V2 extensions (reserved)

  1. Explicit moderator pins. New collection related_pins with { contentId, relatedIds[], actorId }. Pinned items appear first, regardless of score.
  2. Signal aggregation. View events fed to a rollup table content_cooccurrence with (contentId, relatedContentId, count). Incorporate into score with a weight.
  3. Provenance indicator. Return data[i].reason: 'pinned' | 'channel' | 'tag' | 'signal' so the client can badge the rail.

Each is additive — v1 shape stays backward compatible.

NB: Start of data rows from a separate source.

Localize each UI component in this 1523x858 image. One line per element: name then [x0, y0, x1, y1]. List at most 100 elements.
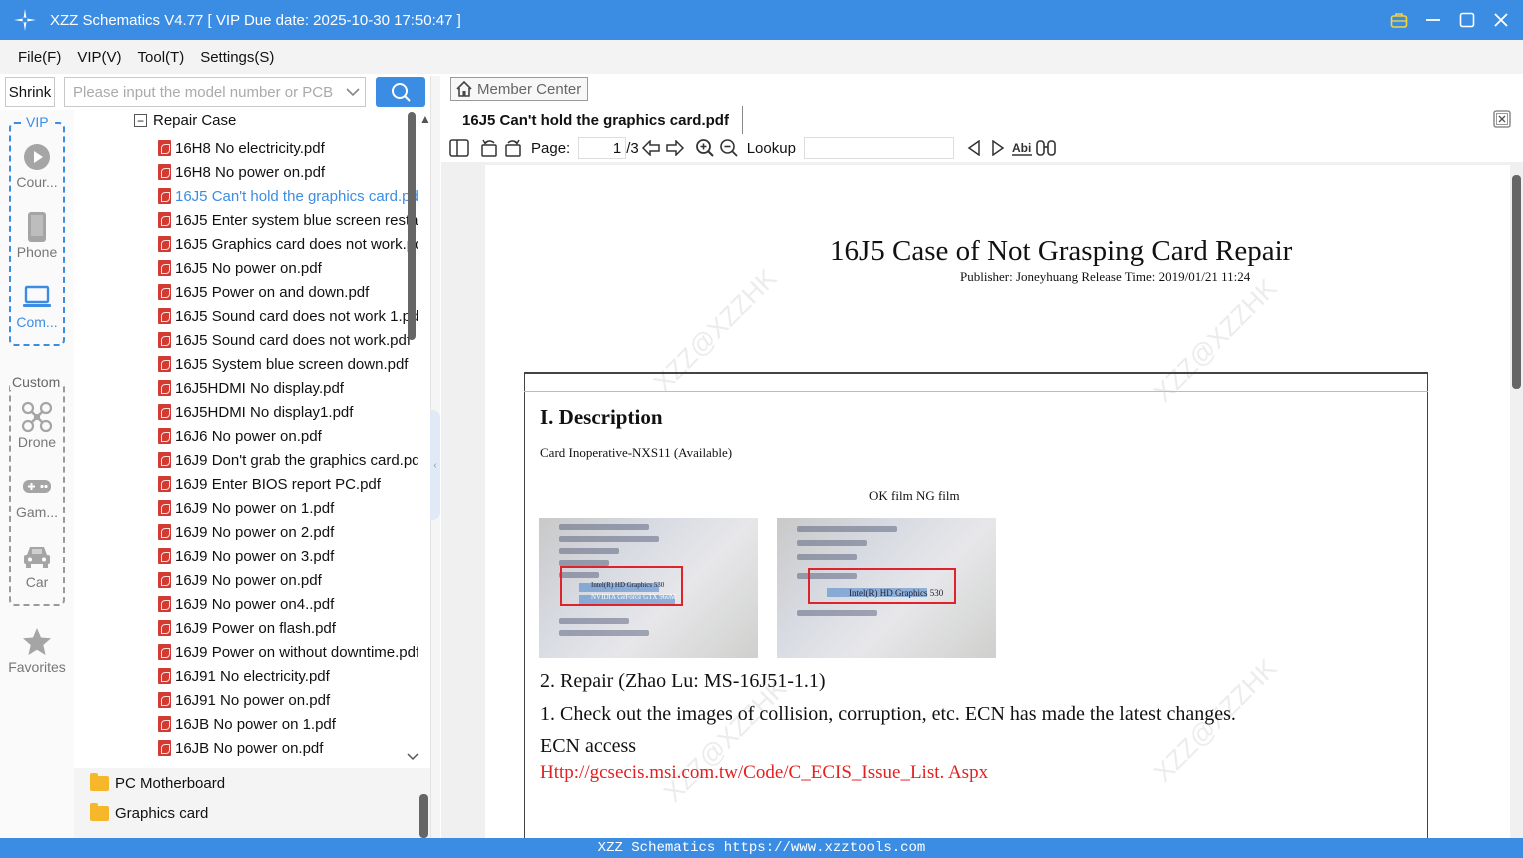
close-button[interactable] — [1489, 8, 1513, 32]
maximize-button[interactable] — [1455, 8, 1479, 32]
nav-item-car[interactable]: Car — [0, 540, 74, 590]
search-placeholder: Please input the model number or PCB — [73, 83, 334, 101]
zoom-in-icon[interactable] — [693, 136, 717, 160]
nav-item-label: Gam... — [15, 504, 58, 520]
file-item[interactable]: 16J9 No power on 2.pdf — [158, 520, 418, 544]
ecn-label: ECN access — [540, 735, 637, 757]
file-item[interactable]: 16J91 No power on.pdf — [158, 688, 418, 712]
file-item-label: 16J91 No electricity.pdf — [175, 667, 330, 685]
lookup-input[interactable] — [803, 137, 954, 159]
document-meta: Publisher: Joneyhuang Release Time: 2019… — [960, 269, 1251, 284]
photos-caption: OK film NG film — [869, 488, 960, 503]
file-item[interactable]: 16J9 No power on 3.pdf — [158, 544, 418, 568]
file-item-label: 16J9 Don't grab the graphics card.pdf — [175, 451, 418, 469]
category-scrollbar[interactable] — [419, 794, 428, 838]
file-item-label: 16J5 System blue screen down.pdf — [175, 355, 409, 373]
shrink-button[interactable]: Shrink — [5, 77, 55, 107]
file-list: 16H8 No electricity.pdf 16H8 No power on.… — [158, 136, 418, 760]
document-scrollbar-thumb[interactable] — [1512, 175, 1521, 389]
file-item[interactable]: 16JB No power on.pdf — [158, 736, 418, 760]
file-item[interactable]: 16J5HDMI No display1.pdf — [158, 400, 418, 424]
nav-item-courses[interactable]: Cour... — [0, 140, 74, 190]
rotate-left-icon[interactable] — [477, 136, 501, 160]
lookup-label: Lookup — [746, 139, 796, 157]
file-item-label: 16J9 No power on4..pdf — [175, 595, 335, 613]
file-item[interactable]: 16J5HDMI No display.pdf — [158, 376, 418, 400]
file-item-label: 16JB No power on 1.pdf — [175, 715, 336, 733]
model-search-input[interactable]: Please input the model number or PCB — [64, 77, 366, 107]
file-item[interactable]: 16J9 No power on4..pdf — [158, 592, 418, 616]
search-button[interactable] — [376, 77, 425, 107]
document-tab[interactable]: 16J5 Can't hold the graphics card.pdf — [449, 106, 743, 134]
repair-heading: 2. Repair (Zhao Lu: MS-16J51-1.1) — [540, 670, 826, 692]
file-item[interactable]: 16J5 Graphics card does not work.pdf — [158, 232, 418, 256]
collapse-panel-handle[interactable]: ‹ — [430, 410, 440, 520]
nav-item-computer[interactable]: Com... — [0, 280, 74, 330]
file-item[interactable]: 16J9 Power on flash.pdf — [158, 616, 418, 640]
category-graphics-card[interactable]: Graphics card — [74, 798, 430, 828]
file-item-label: 16J5 Sound card does not work 1.pdf — [175, 307, 418, 325]
file-item[interactable]: 16J9 Enter BIOS report PC.pdf — [158, 472, 418, 496]
chevron-down-icon[interactable] — [341, 87, 365, 97]
menu-file[interactable]: File(F) — [18, 49, 61, 66]
sidebar-toggle-icon[interactable] — [447, 136, 471, 160]
match-case-icon[interactable]: Abi — [1010, 136, 1034, 160]
nav-item-favorites[interactable]: Favorites — [0, 625, 74, 675]
page-number-input[interactable]: 1 — [578, 137, 627, 159]
file-item[interactable]: 16JB No power on 1.pdf — [158, 712, 418, 736]
file-item[interactable]: 16J5 System blue screen down.pdf — [158, 352, 418, 376]
scroll-down-icon[interactable] — [407, 750, 419, 764]
pdf-file-icon — [158, 212, 171, 228]
find-prev-icon[interactable] — [962, 136, 986, 160]
find-all-icon[interactable] — [1034, 136, 1058, 160]
ng-device-manager-photo: Intel(R) HD Graphics 530 — [777, 518, 996, 658]
file-item[interactable]: 16J5 Sound card does not work.pdf — [158, 328, 418, 352]
pdf-file-icon — [158, 644, 171, 660]
zoom-out-icon[interactable] — [717, 136, 741, 160]
next-page-icon[interactable] — [663, 136, 687, 160]
tree-node-repair-case[interactable]: − Repair Case — [134, 112, 236, 129]
nav-item-phone[interactable]: Phone — [0, 210, 74, 260]
play-circle-icon — [0, 140, 74, 174]
file-item[interactable]: 16J91 No electricity.pdf — [158, 664, 418, 688]
window-title: XZZ Schematics V4.77 [ VIP Due date: 202… — [50, 11, 461, 29]
file-item[interactable]: 16J5 No power on.pdf — [158, 256, 418, 280]
file-item[interactable]: 16J5 Can't hold the graphics card.pdf — [158, 184, 418, 208]
tree-scrollbar[interactable] — [408, 112, 416, 340]
nav-item-game[interactable]: Gam... — [0, 470, 74, 520]
file-item[interactable]: 16J9 Don't grab the graphics card.pdf — [158, 448, 418, 472]
pdf-file-icon — [158, 476, 171, 492]
pdf-file-icon — [158, 164, 171, 180]
file-item[interactable]: 16J6 No power on.pdf — [158, 424, 418, 448]
file-item[interactable]: 16H8 No electricity.pdf — [158, 136, 418, 160]
file-item[interactable]: 16J9 Power on without downtime.pdf — [158, 640, 418, 664]
pdf-file-icon — [158, 572, 171, 588]
find-next-icon[interactable] — [986, 136, 1010, 160]
file-item[interactable]: 16J5 Enter system blue screen restart.pd… — [158, 208, 418, 232]
ecn-link[interactable]: Http://gcsecis.msi.com.tw/Code/C_ECIS_Is… — [540, 762, 988, 784]
file-item[interactable]: 16H8 No power on.pdf — [158, 160, 418, 184]
frame-divider — [524, 391, 1428, 392]
menu-tool[interactable]: Tool(T) — [138, 49, 185, 66]
nav-item-label: Drone — [17, 434, 57, 450]
app-logo-icon — [14, 9, 36, 31]
rotate-right-icon[interactable] — [501, 136, 525, 160]
collapse-toggle[interactable]: − — [134, 114, 147, 127]
drone-icon — [0, 400, 74, 434]
close-tab-icon[interactable] — [1493, 110, 1511, 128]
nav-item-drone[interactable]: Drone — [0, 400, 74, 450]
minimize-button[interactable] — [1421, 8, 1445, 32]
file-item[interactable]: 16J5 Power on and down.pdf — [158, 280, 418, 304]
menu-vip[interactable]: VIP(V) — [77, 49, 121, 66]
file-item[interactable]: 16J9 No power on.pdf — [158, 568, 418, 592]
file-item-label: 16J5HDMI No display.pdf — [175, 379, 344, 397]
page-label: Page: — [531, 139, 571, 157]
menu-settings[interactable]: Settings(S) — [200, 49, 274, 66]
prev-page-icon[interactable] — [639, 136, 663, 160]
member-center-label: Member Center — [477, 80, 582, 98]
file-item[interactable]: 16J9 No power on 1.pdf — [158, 496, 418, 520]
category-pc-motherboard[interactable]: PC Motherboard — [74, 768, 430, 798]
member-center-button[interactable]: Member Center — [450, 77, 588, 101]
vip-bag-icon[interactable] — [1387, 8, 1411, 32]
file-item[interactable]: 16J5 Sound card does not work 1.pdf — [158, 304, 418, 328]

Required variables and services

  • ContentModel
  • No env variables.

Gotchas

  • Cold content. An item with no tags and no channel returns []. The client renders the rail empty or hides it. Don't compute from other signals (recent, popular) — that would lie about the relationship.
  • Tag-sparse content. An item with one rare tag may have no candidates. Fine — empty is honest.
  • Oversample isn't bounded by score. We always fetch 100 candidates and score, even if the first 10 are score-3+. Early termination could save CPU at scale; not a concern at v1 scale.
  • Query builds on tagSlugs: { $in: ... }. An item with 50 tags runs a wide scan. Tags per content should stay in single digits by editorial discipline; enforce via DTO (@ArrayMaxSize(20) on submit).

Testing

  • Unit: score — same-channel + one shared tag = 3; same-channel only = 2; no overlap = 0; item with no channel contributes 0 for the channel term.
  • Integration: seed three items where A shares a channel with B and one tag with C; /related on A returns B before C.
  • Integration: item with no tags and no channel → empty array.
  • Integration: ?limit=3 bounds the response even when many candidates score > 0.
  • Integration: rejected items never appear in results.